# MATLAB Tutorial

MATLAB (for "Matrix Laboratory") is a language and interactive environment for numeric computation, algorithm creation, etc. This program is incredibly powerful and versatile and can perform a wide variety of operations, but for now we will only focus on the basics necessary for this module.

If you do not have access to a computer with Matlab, we will try to give you an idea of the results of the Matlab experiments. This way, you can still answer some of the questions following these activities.

## The Layout

Once you have opened MATLAB, you will see something like this:

(Of course, you may see something slightly different, depending on which version of MATLAB you are using)

The Command Window is where we will be doing most of our work.

## Getting Help and Quitting Matlab

Some helpful commands to know right away are the `help` and `exit` commands.

The `help` command (as you may have guessed) brings up an online help menu. You can also ask for help on a specific function by typing `help fn` (where `fn` is any matlab function).

The `exit` command can be used to exit a matlab session (you can also use the `quit` command for the same purpose).

## Building a Matrix in Matlab

Since MATLAB is a matrix laboratory, it makes sense that there are many types of matrices built into the program.

Type
`random(5)`
This should yield a 5x5 random matrix with entries between 0 and 1.

Other useful built-in matrices include:

• `eye(n)`
• `zeros(m,n)`
• `ones(m,n)`

Look up each of these with the `help` command and practice creating a few of them in the command window.

You can also build a matrix from scratch, if you like. Try it! Type:
`[1, 2, 3; 4, 5, 6; 7, 8, 9]`

(row entries can be separated by spaces or commas, whichever you prefer, and columns are separated by semi-colons).

## Variables

It's useful, a lot of times, to store a value in a variable. For example:
`a = 5`
tells MATLAB to assign a value of 5 to `a` (by convention, matrices are generally stored in upper-case variables `A, B ` etc.).

MATLAB also has many built-in variables, such as `pi` and `eps`. To get the value of each of these, simply type them into the command window and hit return, or use `help pi`, etc.

One important built-in variable is `ans`, which stores the last output value not assigned to a variable.

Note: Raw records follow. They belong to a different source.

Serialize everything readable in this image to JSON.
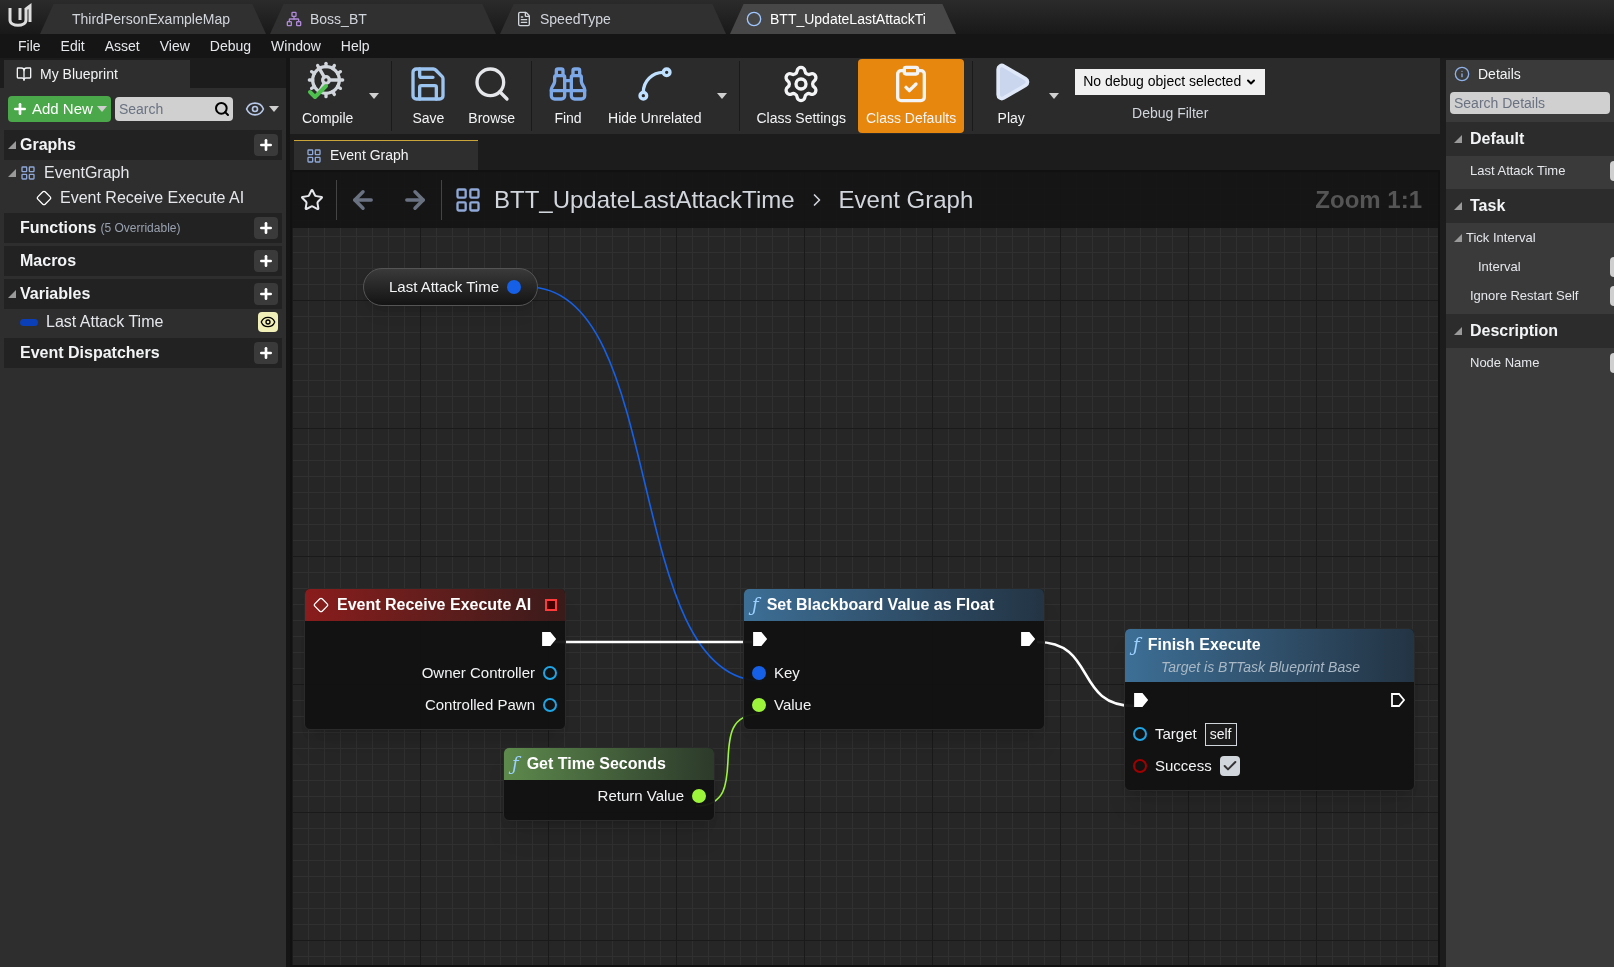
{
  "doc_tabs": [
    {
      "label": "ThirdPersonExampleMap",
      "kind": "map",
      "selected": false
    },
    {
      "label": "Boss_BT",
      "kind": "tree",
      "selected": false
    },
    {
      "label": "SpeedType",
      "kind": "struct",
      "selected": false
    },
    {
      "label": "BTT_UpdateLastAttackTi",
      "kind": "blueprint",
      "selected": true
    }
  ],
  "menu": [
    "File",
    "Edit",
    "Asset",
    "View",
    "Debug",
    "Window",
    "Help"
  ],
  "my_blueprint": {
    "title": "My Blueprint",
    "add_button": "Add New",
    "search_placeholder": "Search",
    "sections": [
      {
        "title": "Graphs",
        "expanded": true,
        "items": [
          {
            "label": "EventGraph",
            "kind": "graph",
            "expanded": true,
            "children": [
              {
                "label": "Event Receive Execute AI",
                "kind": "event"
              }
            ]
          }
        ]
      },
      {
        "title": "Functions",
        "note": "(5 Overridable)"
      },
      {
        "title": "Macros"
      },
      {
        "title": "Variables",
        "expanded": true,
        "items": [
          {
            "label": "Last Attack Time",
            "kind": "variable",
            "color": "#0b3fb8"
          }
        ]
      },
      {
        "title": "Event Dispatchers"
      }
    ]
  },
  "toolbar": [
    {
      "label": "Compile",
      "kind": "compile",
      "dropdown": true,
      "selected": false
    },
    {
      "label": "Save",
      "kind": "save",
      "dropdown": false,
      "selected": false
    },
    {
      "label": "Browse",
      "kind": "browse",
      "dropdown": false,
      "selected": false
    },
    {
      "label": "Find",
      "kind": "find",
      "dropdown": false,
      "selected": false
    },
    {
      "label": "Hide Unrelated",
      "kind": "hide",
      "dropdown": true,
      "selected": false
    },
    {
      "label": "Class Settings",
      "kind": "settings",
      "dropdown": false,
      "selected": false
    },
    {
      "label": "Class Defaults",
      "kind": "defaults",
      "dropdown": false,
      "selected": true
    },
    {
      "label": "Play",
      "kind": "play",
      "dropdown": true,
      "selected": false
    }
  ],
  "debug_filter": {
    "value": "No debug object selected",
    "label": "Debug Filter"
  },
  "graph_tab": "Event Graph",
  "breadcrumb": [
    "BTT_UpdateLastAttackTime",
    "Event Graph"
  ],
  "zoom": "Zoom 1:1",
  "nodes": [
    {
      "kind": "variable",
      "title": "Last Attack Time",
      "outputs": [
        {
          "kind": "name",
          "connected": true
        }
      ]
    },
    {
      "kind": "event",
      "title": "Event Receive Execute AI",
      "outputs": [
        {
          "kind": "exec",
          "connected": true
        },
        {
          "name": "Owner Controller",
          "kind": "object",
          "connected": false
        },
        {
          "name": "Controlled Pawn",
          "kind": "object",
          "connected": false
        }
      ]
    },
    {
      "kind": "function",
      "icon": "ƒ",
      "title": "Set Blackboard Value as Float",
      "inputs": [
        {
          "kind": "exec",
          "connected": true
        },
        {
          "name": "Key",
          "kind": "name",
          "connected": true
        },
        {
          "name": "Value",
          "kind": "float",
          "connected": true
        }
      ],
      "outputs": [
        {
          "kind": "exec",
          "connected": true
        }
      ]
    },
    {
      "kind": "function",
      "icon": "ƒ",
      "title": "Finish Execute",
      "subtitle": "Target is BTTask Blueprint Base",
      "inputs": [
        {
          "kind": "exec",
          "connected": true
        },
        {
          "name": "Target",
          "kind": "object",
          "connected": false,
          "value": "self"
        },
        {
          "name": "Success",
          "kind": "bool",
          "connected": false,
          "checked": true
        }
      ],
      "outputs": [
        {
          "kind": "exec",
          "connected": false
        }
      ]
    },
    {
      "kind": "pure",
      "icon": "ƒ",
      "title": "Get Time Seconds",
      "outputs": [
        {
          "name": "Return Value",
          "kind": "float",
          "connected": true
        }
      ]
    }
  ],
  "details": {
    "title": "Details",
    "search_placeholder": "Search Details",
    "categories": [
      {
        "title": "Default",
        "expanded": true,
        "rows": [
          {
            "label": "Last Attack Time"
          }
        ]
      },
      {
        "title": "Task",
        "expanded": true,
        "rows": [
          {
            "label": "Tick Interval",
            "expanded": true,
            "children": [
              {
                "label": "Interval"
              }
            ]
          },
          {
            "label": "Ignore Restart Self"
          }
        ]
      },
      {
        "title": "Description",
        "expanded": true,
        "rows": [
          {
            "label": "Node Name"
          }
        ]
      }
    ]
  }
}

To check which variables have values assigned to them, use:
`who`
To clear a variable `a`, type:
`clear a`
(or type `clear all` to clear all variables).

## Functions

Simple arithmetic functions can be performed as follows (of course, numbers or variables can be used):

• addition: `4 + 5`
• subtraction: `4 - 5`
• multiplication: `4 * 5`
• division: `4 / 5`

Matrix arithmetic works in much the same way; addition and subtraction of matrices works just as you would expect. Try these just for practice:

• `A = [1 2 3; 4 5 6] + [1 2 3; 4 5 6]`
• `B = A - [1 2 3; 4 5 6]`

There are three types of matrix multiplication in MATLAB:

• scalar (or multiplying a matrix by a constant):
`C = 3 * ones(4)`
• matrix (yields the dot or inner product of two matrices):
`D = A * B'`
[the transpose of a matrix B is written `B'`]
• component wise (multiplies component by component...just the way we all thought matrix multiplication should be done):
`E = A.*B`

The component wise function also works for division and exponents. Try:
```A = 6*ones(3) B = 3*ones(3) C = A ./ B```
Also, compare:
`C ^ 2`
`C .^ 2`
MATLAB also recognizes component wise addition and subtraction, but, of course, it is superfluous to use them since addition and subtraction work component wise anyway.

## Selecting Rows and Columns of a Matrix

Create the following matrix:
`A = [1 2 3 4; 5 6 7 8; 9 10 11 12; 13 14 15 16]`

Then select all rows of the second column with the command:
`A(:,2)`

Select all rows of the third column with the command:
`A(3,:)`

You can also select multiple rows or columns at once:
```A(:,2:4) A(1:3,:) A(2:4,1:3```

## Other Tips

Recall your entries in the command window with the up arrow.

Suppress unnecessary output with a semi-colon:
both
`A = ones(4)`
and
`A = ones(4);`
are creating the same matrix A, you just don't get needless output with the second command.

This was a very quick and basic introduction. If, in the course of your work, you run across any problems that I haven't covered, try using the `help` function I told you about. If that doesn't answer your question, I'm sure one of your fellow students or professors would be happy to assist you.